Sketches provided by Chris Carlozzi, courtesy of HPE and Paramount.

They pitched 10 different designs, with three making into the film: Quarantine, Book, and Diagnostic Wrap.

6. They definitely had favorites that didn't make it in.

For example...

The Interface Element

Marjan Farsad

The Interface Element is a wearable computer that a person could set down on an object or against another computer. The interface would pop up, and the person could interact with it, learning information about what they were looking at or the tech they were interacting with, using augmented reality.

An android that doubles as a multifunctional tool:

Marjan Farsad

It would be a true robot, in Carlozzi's mind: "I imagined it talking more in like beeps and boops." It could be taken apart and various parts of it could be used as different tools — some basic, like a drill or shovel, and some more advanced, given it has a computer server in it.

And a peace-making torpedo used only for knowledge-sharing and data collection:

Marjan Farsad

"Star Trek Beyond is about exploration, seeking out cultures, and learning new things," said Carlozzi, "so this torpedo is not a weapon of war at all." Instead, it contains a mesh of devices that could talk to each other. The computers could then collect and share mission critical data, translate languages, or reach out to a ship.

7. Working on a project like this was a truly incredible experience.

Sketches provided by Chris Carlozzi, courtesy of HPE and Paramount.

"We talk about it every day, taking something from nothing and building it," said McClelland, "but now you have this whole blue-sky option — how you take your ideas for future technologies and communicate them to other people.
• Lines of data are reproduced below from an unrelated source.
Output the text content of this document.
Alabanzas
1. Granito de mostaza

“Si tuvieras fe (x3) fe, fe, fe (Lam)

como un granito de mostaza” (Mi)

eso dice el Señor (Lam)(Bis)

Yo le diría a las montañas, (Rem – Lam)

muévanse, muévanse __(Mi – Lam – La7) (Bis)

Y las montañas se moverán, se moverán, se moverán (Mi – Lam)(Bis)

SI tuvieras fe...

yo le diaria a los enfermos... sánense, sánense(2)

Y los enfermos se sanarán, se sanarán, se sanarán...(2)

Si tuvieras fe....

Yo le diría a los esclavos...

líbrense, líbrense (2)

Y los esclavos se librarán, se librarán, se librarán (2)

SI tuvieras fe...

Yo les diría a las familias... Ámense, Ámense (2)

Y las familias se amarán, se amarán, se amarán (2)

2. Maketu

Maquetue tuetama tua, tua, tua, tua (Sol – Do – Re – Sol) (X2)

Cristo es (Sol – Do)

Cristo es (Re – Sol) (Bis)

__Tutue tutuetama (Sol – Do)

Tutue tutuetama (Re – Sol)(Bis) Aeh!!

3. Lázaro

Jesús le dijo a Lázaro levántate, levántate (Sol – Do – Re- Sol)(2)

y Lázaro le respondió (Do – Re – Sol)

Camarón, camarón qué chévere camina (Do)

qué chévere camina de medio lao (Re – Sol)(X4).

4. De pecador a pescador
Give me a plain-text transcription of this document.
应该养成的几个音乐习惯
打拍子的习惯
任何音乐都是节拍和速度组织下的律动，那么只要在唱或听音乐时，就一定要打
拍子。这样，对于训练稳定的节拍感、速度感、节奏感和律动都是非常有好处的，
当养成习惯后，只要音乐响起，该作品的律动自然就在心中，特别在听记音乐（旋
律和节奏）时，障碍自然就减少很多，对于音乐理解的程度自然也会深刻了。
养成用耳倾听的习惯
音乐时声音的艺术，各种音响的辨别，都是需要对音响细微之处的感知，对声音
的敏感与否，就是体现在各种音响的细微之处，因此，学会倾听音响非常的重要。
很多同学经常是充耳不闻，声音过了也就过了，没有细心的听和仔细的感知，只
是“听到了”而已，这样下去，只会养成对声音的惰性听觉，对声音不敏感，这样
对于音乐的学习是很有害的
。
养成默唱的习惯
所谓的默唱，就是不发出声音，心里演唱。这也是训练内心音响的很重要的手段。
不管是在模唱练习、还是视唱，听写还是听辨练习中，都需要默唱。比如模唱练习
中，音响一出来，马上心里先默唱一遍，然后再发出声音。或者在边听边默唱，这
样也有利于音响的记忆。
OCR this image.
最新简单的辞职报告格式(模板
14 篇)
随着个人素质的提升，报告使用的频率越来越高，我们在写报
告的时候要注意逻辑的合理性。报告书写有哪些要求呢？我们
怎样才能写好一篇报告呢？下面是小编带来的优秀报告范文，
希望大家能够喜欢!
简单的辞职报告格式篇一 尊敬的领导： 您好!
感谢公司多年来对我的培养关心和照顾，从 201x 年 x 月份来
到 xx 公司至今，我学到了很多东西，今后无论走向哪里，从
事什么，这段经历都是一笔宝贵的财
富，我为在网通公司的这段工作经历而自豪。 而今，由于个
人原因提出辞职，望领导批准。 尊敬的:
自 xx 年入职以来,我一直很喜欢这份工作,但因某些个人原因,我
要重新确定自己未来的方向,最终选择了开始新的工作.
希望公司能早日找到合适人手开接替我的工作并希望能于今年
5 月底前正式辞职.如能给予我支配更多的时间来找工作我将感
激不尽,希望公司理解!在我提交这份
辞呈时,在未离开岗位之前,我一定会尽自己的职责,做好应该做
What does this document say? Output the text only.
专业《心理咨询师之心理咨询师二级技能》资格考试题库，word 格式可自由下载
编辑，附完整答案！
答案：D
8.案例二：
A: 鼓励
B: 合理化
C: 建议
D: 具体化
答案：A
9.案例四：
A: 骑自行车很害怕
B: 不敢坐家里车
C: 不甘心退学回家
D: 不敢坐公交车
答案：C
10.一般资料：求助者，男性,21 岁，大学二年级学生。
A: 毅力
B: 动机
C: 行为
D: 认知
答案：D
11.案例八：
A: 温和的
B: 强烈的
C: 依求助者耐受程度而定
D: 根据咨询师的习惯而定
You’re coming from server-world to a really expansive creative environment, and to be able to tell your story and see people light up or make comments or ask you questions was really cool."

Carlozzi agrees. "Sitting and going through the concepts for the movie team, they were kind of like, 'We were not expecting this. This is fantastic. These are amazing storytelling devices.' Being from software, I’m all about storytelling, so when we got to them and were able to do that in a totally different world, it was amazing how relatable it was."